Beyond exchanges: The GCC is building the rails for tokenisation and stablecoins
The Crypto 2.0 story is less about spot trading and more about infrastructure: tokenised real-world assets, regulated fiat-referenced tokens/stablecoins, and institutional-grade custody and settlement. Two regional developments illustrate how the GCC is widening the scope beyond exchange licensing:
Abu Dhabi Global Market (ADGM) and fiat-referenced tokens — ADGM’s FSRA finalised amendments to govern regulated activities involving Fiat-Referenced Tokens (FRTs) in October 2025, with rules taking effect 1 January 2026. This is a meaningful step because it treats stablecoin-like instruments as part of regulated market architecture, not a grey-zone product.
Qatar Financial Centre (QFC) and a legal framework for digital assets — The QFC introduced a Digital Assets Framework in 2024, establishing legal recognition around tokenisation, property rights in tokens and underlying assets, custody, transfer/exchange mechanics, and recognition of smart contracts.
On the demand side, stablecoins are a particularly strong use case for the region because they fit how Gulf economies operate: cross-border commerce, remittances, treasury management for international trade, and 24/7 settlement expectations.
A PwC report citing Chainalysis data highlights that UAE stablecoin activity saw exchanges handle $9.8 billion in H1 2024, a 55% increase versus H1 2023, evidence that usage is not theoretical.
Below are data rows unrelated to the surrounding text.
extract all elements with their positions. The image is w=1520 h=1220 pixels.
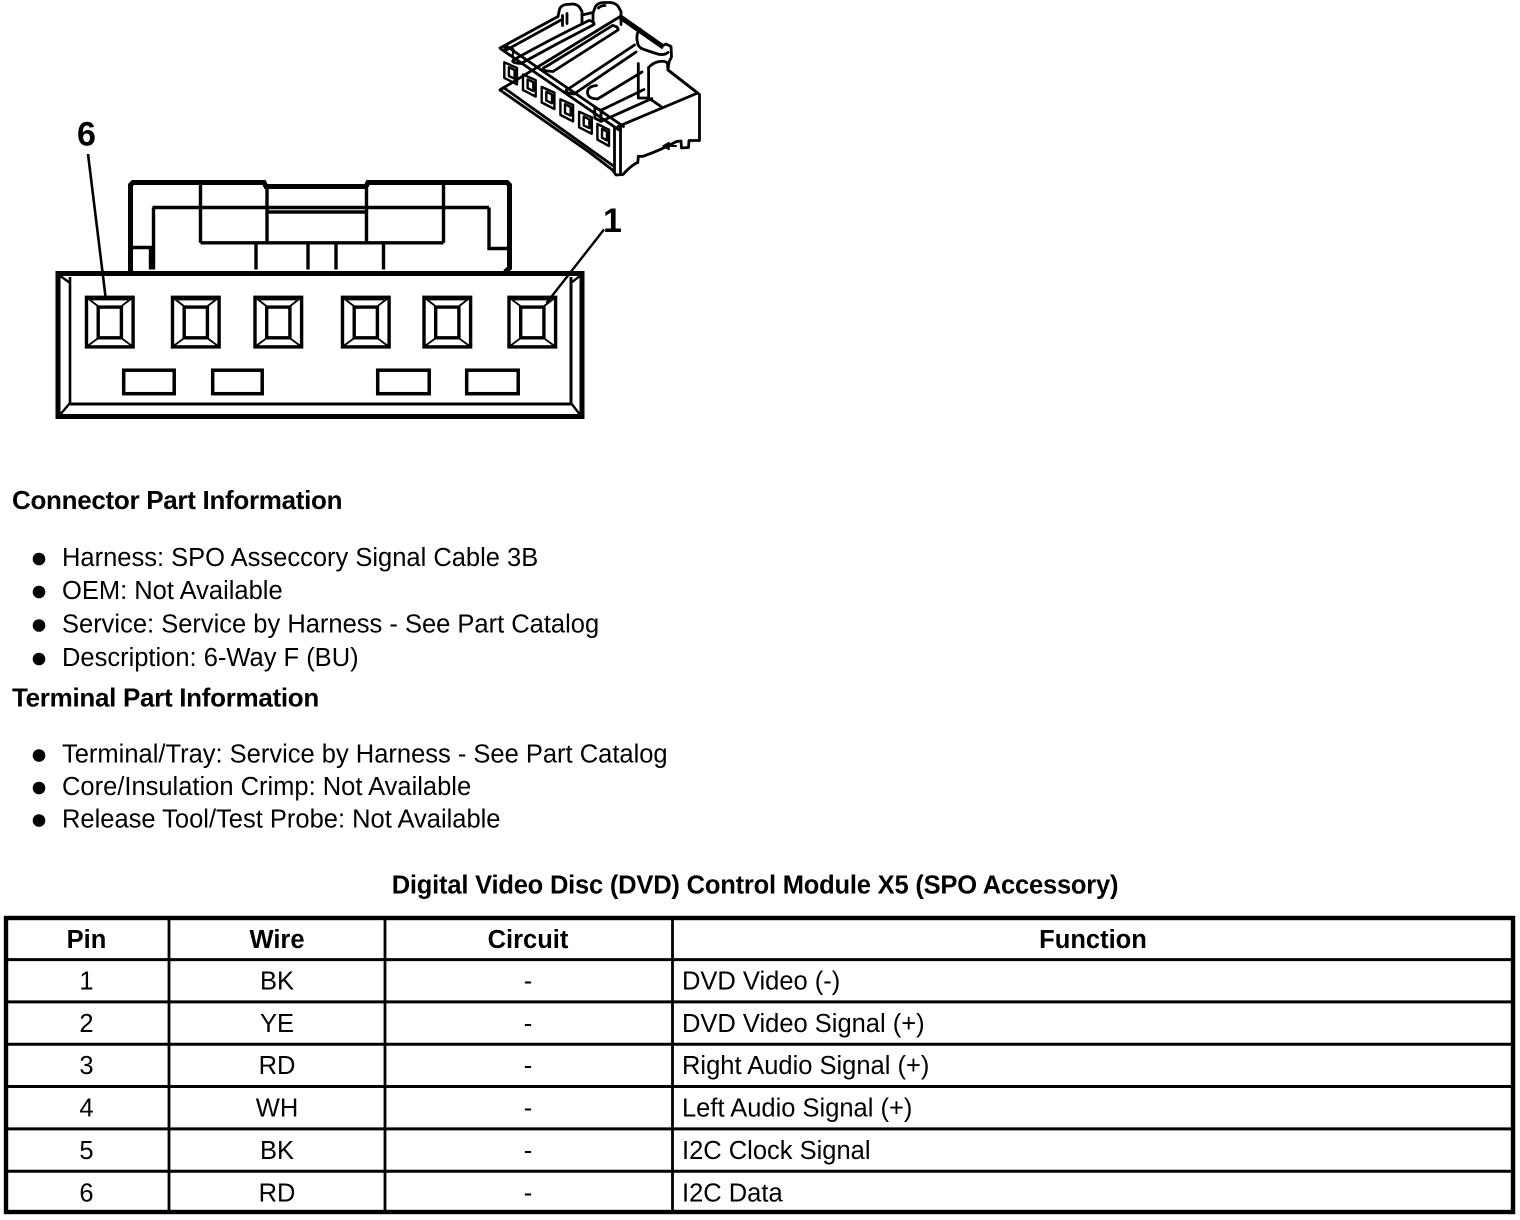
svg-text:6: 6 (77, 115, 96, 153)
svg-text:3: 3 (79, 1052, 93, 1080)
svg-text:RD: RD (259, 1052, 296, 1080)
svg-text:Core/Insulation Crimp: Not Ava: Core/Insulation Crimp: Not Available (62, 773, 471, 801)
svg-text:-: - (524, 968, 533, 996)
svg-text:DVD Video (-): DVD Video (-) (682, 968, 840, 996)
svg-text:6: 6 (79, 1179, 93, 1207)
svg-text:1: 1 (79, 968, 93, 996)
svg-text:5: 5 (79, 1137, 93, 1165)
svg-text:I2C Data: I2C Data (682, 1179, 783, 1207)
svg-text:I2C Clock Signal: I2C Clock Signal (682, 1137, 871, 1165)
svg-text:Harness: SPO Asseccory Signal: Harness: SPO Asseccory Signal Cable 3B (62, 544, 538, 572)
svg-text:-: - (524, 1095, 533, 1123)
svg-text:-: - (524, 1010, 533, 1038)
svg-text:Release Tool/Test Probe: Not A: Release Tool/Test Probe: Not Available (62, 806, 501, 834)
svg-text:Right Audio Signal (+): Right Audio Signal (+) (682, 1052, 929, 1080)
svg-text:1: 1 (603, 202, 622, 240)
svg-text:2: 2 (79, 1010, 93, 1038)
svg-text:-: - (524, 1137, 533, 1165)
svg-text:Function: Function (1039, 926, 1147, 954)
svg-text:Digital Video Disc (DVD) Contr: Digital Video Disc (DVD) Control Module … (392, 872, 1119, 900)
svg-text:WH: WH (256, 1095, 298, 1123)
svg-text:YE: YE (260, 1010, 294, 1038)
svg-text:Connector Part Information: Connector Part Information (12, 485, 342, 515)
svg-text:OEM: Not Available: OEM: Not Available (62, 577, 283, 605)
svg-text:Circuit: Circuit (488, 926, 569, 954)
svg-text:-: - (524, 1179, 533, 1207)
svg-text:4: 4 (79, 1095, 93, 1123)
svg-text:Terminal Part Information: Terminal Part Information (12, 683, 319, 713)
svg-text:-: - (524, 1052, 533, 1080)
svg-text:DVD Video Signal (+): DVD Video Signal (+) (682, 1010, 925, 1038)
svg-text:BK: BK (260, 1137, 294, 1165)
svg-text:Left Audio Signal (+): Left Audio Signal (+) (682, 1095, 912, 1123)
svg-text:BK: BK (260, 968, 294, 996)
svg-text:Pin: Pin (67, 926, 107, 954)
svg-text:Wire: Wire (249, 926, 304, 954)
svg-text:Description: 6-Way F (BU): Description: 6-Way F (BU) (62, 644, 359, 672)
svg-text:Service: Service by Harness -: Service: Service by Harness - See Part C… (62, 611, 599, 639)
svg-text:RD: RD (259, 1179, 296, 1207)
svg-text:Terminal/Tray: Service by Harn: Terminal/Tray: Service by Harness - See … (62, 741, 668, 769)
Taken together, these developments point to the GCC building what institutions actually need: clearer token definitions, custody rules, regulated stable-value instruments, and enforceable conduct standards.
Why global capital is paying attention: the GCC as a “crypto governance lab”
Calling the Gulf a “crypto governance lab” is not hype, it is a fair description of what happens when multiple adjacent jurisdictions build parallel frameworks with different strengths:
Dubai (VARA) pushes supervision depth and market conduct (including marketing discipline).
Bahrain (CBB) accelerates controlled innovation via sandbox-to-licensing pathways.
ADGM (FSRA) develops frameworks that speak directly to institutional structures, including fiat-referenced tokens.
Qatar (QFC) codifies tokenisation and smart-contract recognition inside a financial-centre framework.
Oman has moved to require registration for virtual asset service providers (VASPs) and AML/CTF compliance for virtual-asset activity, signalling an intent to formalise supervision even where markets are smaller.
This is the bigger shift: the region is moving from “crypto as an asset class” to “digital assets as regulated financial infrastructure.” That framing is what unlocks deeper pools of money — asset managers, banks, corporate treasuries, and large family offices because their risk committees need policy clarity more than they need market excitement.
The remaining challenge is coordination and reputation management. Fragmentation across jurisdictions can create compliance complexity for firms operating region-wide. And while marketing controls help, enforcement consistency will ultimately determine whether the GCC is seen as a global benchmark or simply a well-branded hub.
But the direction is unmistakable. With Mena transaction volumes reaching record levels in late 2024, and with GCC regulators increasingly focused on licensing, conduct, tokenisation, and stable-value rails, the next phase of the Gulf’s digital-asset story is not a trading cycle. It is a regulatory product built to attract and keep long-term capital.